Overview Features Coding ApolloOS Performance Forum Downloads Products Order Contact

Welcome to the Apollo Forum

This forum is for people interested in the APOLLO CPU.
Please read the forum usage manual.
Please visit our Apollo-Discord Server for support.



All TopicsNewsPerformanceGamesDemosApolloVampireAROSWorkbenchATARIReleases
Information about the Apollo CPU and FPU.

Coding Example - SuperScalar

Philippe Flype
(Apollo Team Member)
Posts 299
10 Mar 2016 15:06


Just a short example on how end-developer can improve code on very criticals routines with superscalar feature of 68060+ CPU.

This is not intended to be a lesson or to the yet skilled developers, and i'm not, but for beginners it can help to learn how instructions are executed when having 2 pipes ; let's see a little routine that is inside the MPEG Player RiVA by Stephen Fellner.

The player load data from disk, decode frames and render each frames on a given format (RGB16, 24, 32, YUV422).

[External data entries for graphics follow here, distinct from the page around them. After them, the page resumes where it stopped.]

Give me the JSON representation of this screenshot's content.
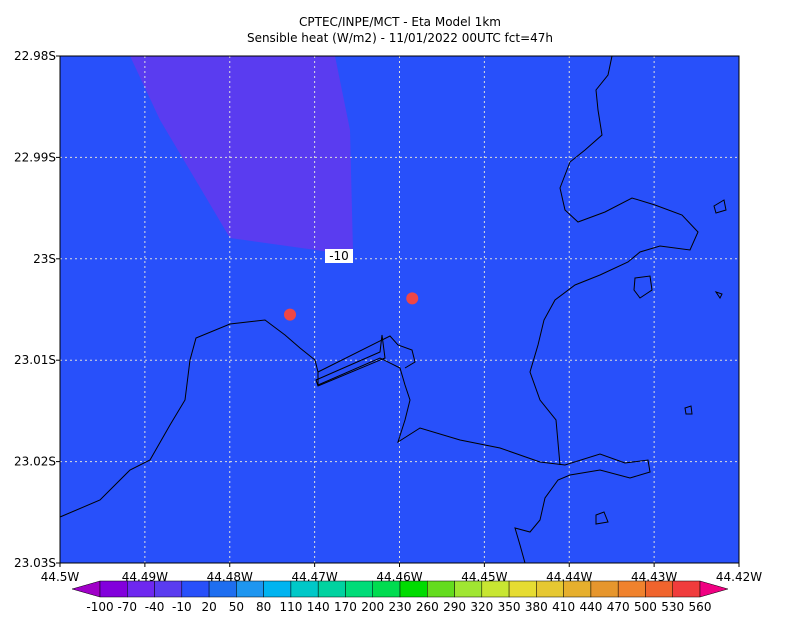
{
  "title": "CPTEC/INPE/MCT -  Eta Model 1km",
  "subtitle": "Sensible heat (W/m2) - 11/01/2022 00UTC fct=47h",
  "map": {
    "xlim": [
      -44.5,
      -44.42
    ],
    "ylim": [
      -23.03,
      -22.98
    ],
    "xticks": [
      {
        "value": -44.5,
        "label": "44.5W"
      },
      {
        "value": -44.49,
        "label": "44.49W"
      },
      {
        "value": -44.48,
        "label": "44.48W"
      },
      {
        "value": -44.47,
        "label": "44.47W"
      },
      {
        "value": -44.46,
        "label": "44.46W"
      },
      {
        "value": -44.45,
        "label": "44.45W"
      },
      {
        "value": -44.44,
        "label": "44.44W"
      },
      {
        "value": -44.43,
        "label": "44.43W"
      },
      {
        "value": -44.42,
        "label": "44.42W"
      }
    ],
    "yticks": [
      {
        "value": -22.98,
        "label": "22.98S"
      },
      {
        "value": -22.99,
        "label": "22.99S"
      },
      {
        "value": -23,
        "label": "23S"
      },
      {
        "value": -23.01,
        "label": "23.01S"
      },
      {
        "value": -23.02,
        "label": "23.02S"
      },
      {
        "value": -23.03,
        "label": "23.03S"
      }
    ],
    "grid": true,
    "contour_label": -10,
    "markers": [
      {
        "lon": -44.4729,
        "lat": -23.0055,
        "color": "#f04646"
      },
      {
        "lon": -44.4585,
        "lat": -23.0039,
        "color": "#f04646"
      }
    ]
  },
  "colorbar": {
    "levels": [
      -100,
      -70,
      -40,
      -10,
      20,
      50,
      80,
      110,
      140,
      170,
      200,
      230,
      260,
      290,
      320,
      350,
      380,
      410,
      440,
      470,
      500,
      530,
      560
    ],
    "colors": [
      "#a000c8",
      "#8200dc",
      "#6e28f0",
      "#5a3cf0",
      "#2850fa",
      "#1e6ef0",
      "#1e96f0",
      "#00b4f0",
      "#00c8c8",
      "#00d2a0",
      "#00dc78",
      "#00dc50",
      "#00dc00",
      "#64dc1e",
      "#a0e632",
      "#c8e632",
      "#e6dc32",
      "#e6c832",
      "#e6af2d",
      "#e6962d",
      "#f0822d",
      "#f0642d",
      "#f03c3c",
      "#f00082"
    ]
  }
}
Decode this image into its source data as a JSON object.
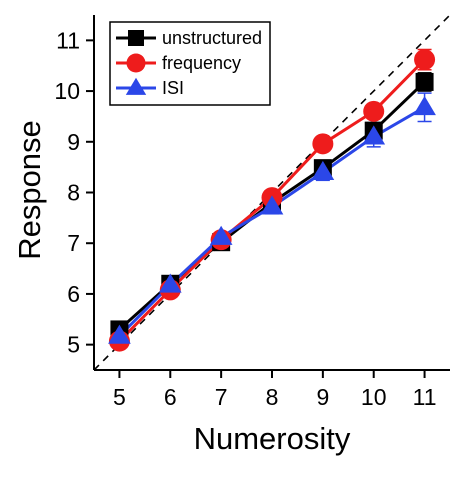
{
  "chart_data": {
    "type": "line",
    "xlabel": "Numerosity",
    "ylabel": "Response",
    "xlim": [
      4.5,
      11.5
    ],
    "ylim": [
      4.5,
      11.5
    ],
    "x_ticks": [
      5,
      6,
      7,
      8,
      9,
      10,
      11
    ],
    "y_ticks": [
      5,
      6,
      7,
      8,
      9,
      10,
      11
    ],
    "x_tick_labels": [
      "5",
      "6",
      "7",
      "8",
      "9",
      "10",
      "11"
    ],
    "y_tick_labels": [
      "5",
      "6",
      "7",
      "8",
      "9",
      "10",
      "11"
    ],
    "x": [
      5,
      6,
      7,
      8,
      9,
      10,
      11
    ],
    "reference_line": {
      "style": "dashed",
      "description_from": [
        4.5,
        4.5
      ],
      "description_to": [
        11.5,
        11.5
      ]
    },
    "legend_position": "top-left",
    "grid": false,
    "series": [
      {
        "name": "unstructured",
        "marker": "square",
        "color": "#000000",
        "values": [
          5.3,
          6.2,
          7.02,
          7.8,
          8.48,
          9.22,
          10.18
        ],
        "error": [
          0.04,
          0.04,
          0.04,
          0.08,
          0.1,
          0.14,
          0.18
        ]
      },
      {
        "name": "frequency",
        "marker": "circle",
        "color": "#ee1c1c",
        "values": [
          5.07,
          6.08,
          7.07,
          7.9,
          8.96,
          9.6,
          10.62
        ],
        "error": [
          0.04,
          0.04,
          0.04,
          0.08,
          0.08,
          0.1,
          0.2
        ]
      },
      {
        "name": "ISI",
        "marker": "triangle",
        "color": "#2b47e8",
        "values": [
          5.17,
          6.18,
          7.12,
          7.72,
          8.4,
          9.1,
          9.68
        ],
        "error": [
          0.04,
          0.04,
          0.04,
          0.14,
          0.16,
          0.2,
          0.28
        ]
      }
    ]
  }
}
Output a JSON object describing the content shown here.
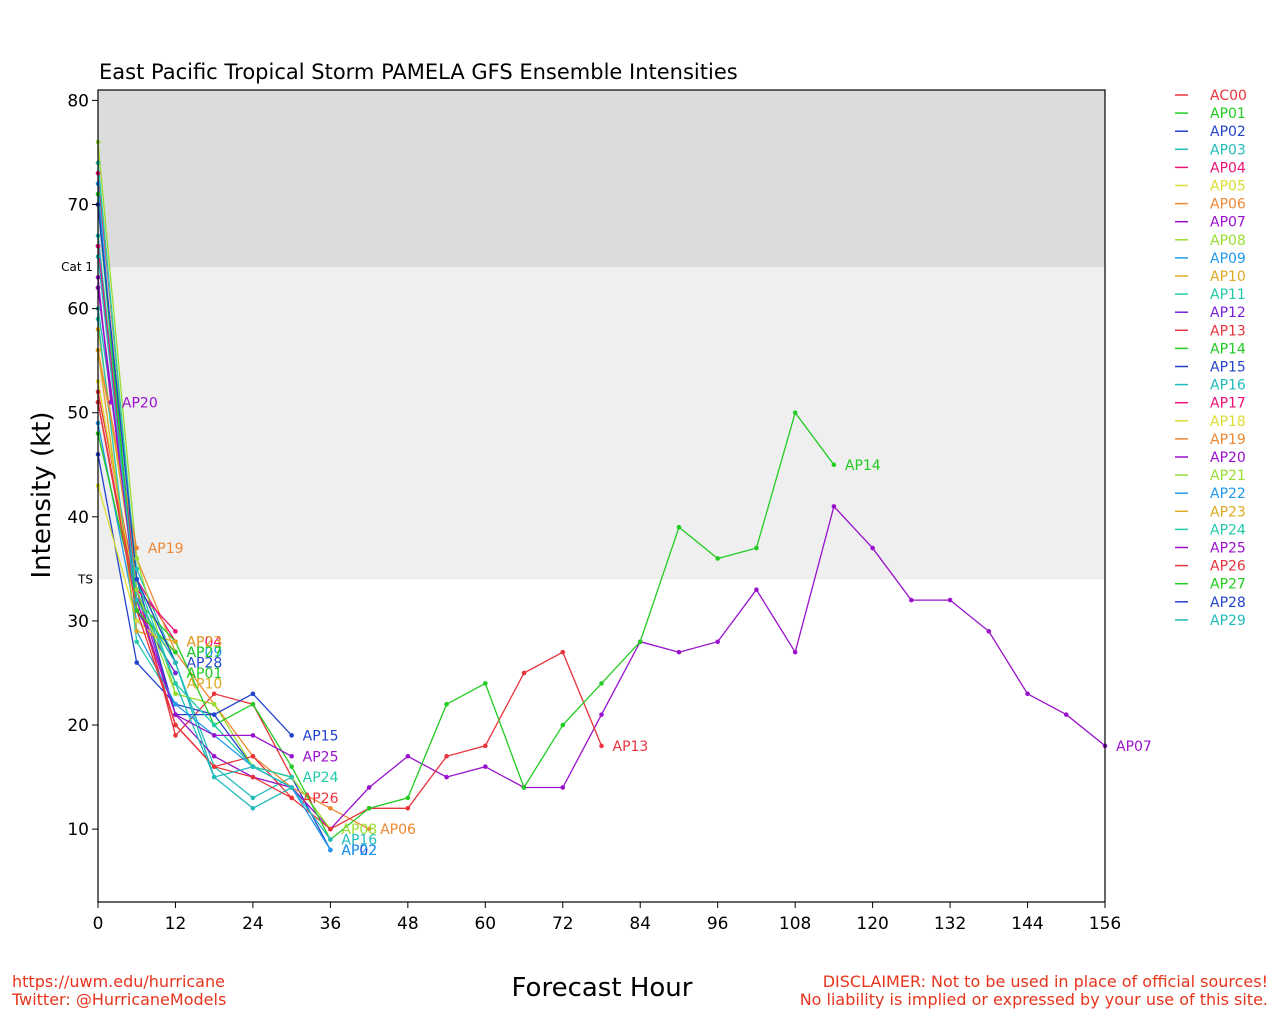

Here is the LoopX routine on the YUV conversion.


mpr_YUV422_loopy                    ; CLK  PIPE
        move.b  (a3)+,d5            ;  1    0  u
        swap    d5                  ;  2    0
        move.b  (a4)+,d5            ;  3    0  v
        move.w  (a2),d2            ;  4    0  ?? ?? y0 y1
        move.w  (a2,d1.w),d3        ;  5    0  ?? ?? y2 y3
        lsl.l  #8,d2              ;  5    1  ?? y0 y1 --
        lsr.w  #8,d2              ;  6    0  ?? y0 -- y1
        lsl.l  #8,d2              ;  7    0  y0 -- y1 --
        or.l    d5,d2              ;  8    0  y0 u  y1 v
        move.l  d2,(a1)            ;  9    0
        lsl.l  #8,d3              ;  9    1  ?? y2 y3 --
        lsr.w  #8,d3              ; 10    0  ?? y2 -- y3
        lsl.l  #8,d3              ; 11    0  y2 -- y3 --
        or.l    d5,d3              ; 12    0  y2 u  y3 v
        move.l  d3,(a1,d7.w)        ; 13    0
        addq.l  #$2,a2              ; 13    1  source y next
        addq.l  #$4,a1              ; 14    0  dest yuv422 next
        subq.l  #1,d6              ; 14    1 
        bne.b  mpr_YUV422_loopy    ; 15    0  continue

On the comments, i added the CPU clock (CLK) and the pipe on which it is executed (PIPE). The routine has 19 instructions and it executes in 15 cycles. This gives us an IPC (intruction per second) of 1.26. With a IPC of 1.26 this means the 2nd pipe is used. But not enough used. This can be better and saves some FPS.


Philippe Flype
(Apollo Team Member)
Posts 299
10 Mar 2016 15:15


Now, how to have a better IPC with SuperScalar feature ?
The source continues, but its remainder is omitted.